VkSubmitInfo reads_first_work_submit_info = ... (no semaphore wait / signal);
vkQueueSubmit(chosen_queue, 1, &reads_first_work_submit_info, ...); // (3)
According to my reading of the spec, the following are true for the three steps above:
- Creates a fence signal operation, which is a memory dependency whose first synchronization scope covers all work in the submission command and first access scope covers all memory access performed by the device (spec 7.3); as an operation that performs a memory dependency, it generates an availability operation making the writes in the operation's first access scope available to the device (spec appendix B)

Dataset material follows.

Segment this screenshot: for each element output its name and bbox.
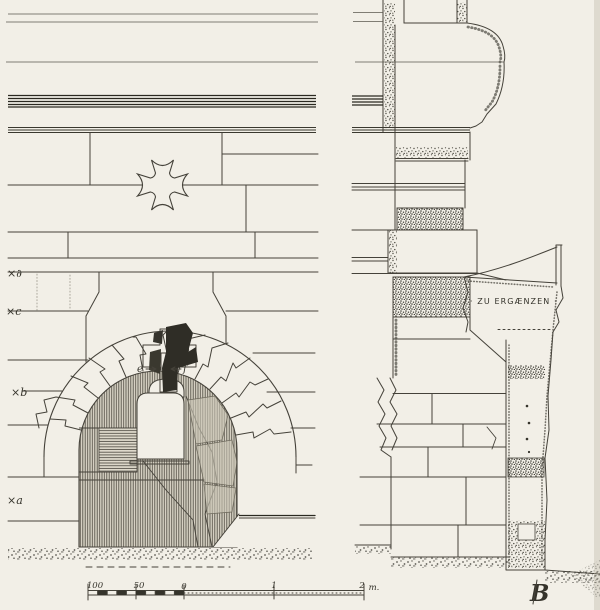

- Waiting on the fence ensures that the fence signal operation has occurred, and thus has made the writes from the first submit available but not necessarily visible to the device domain according to the above
- "
vkQueueSubmit
performs... a visibility operation with source scope of the device domain and destination scope of all agents and references on the device." (spec appendix B)
Together, this appears to mean that work submitted in (3) can access all side effects of work submitted in (1) without further synchronization or explicit memory visibility operations (e.g., barriers). Is this correct?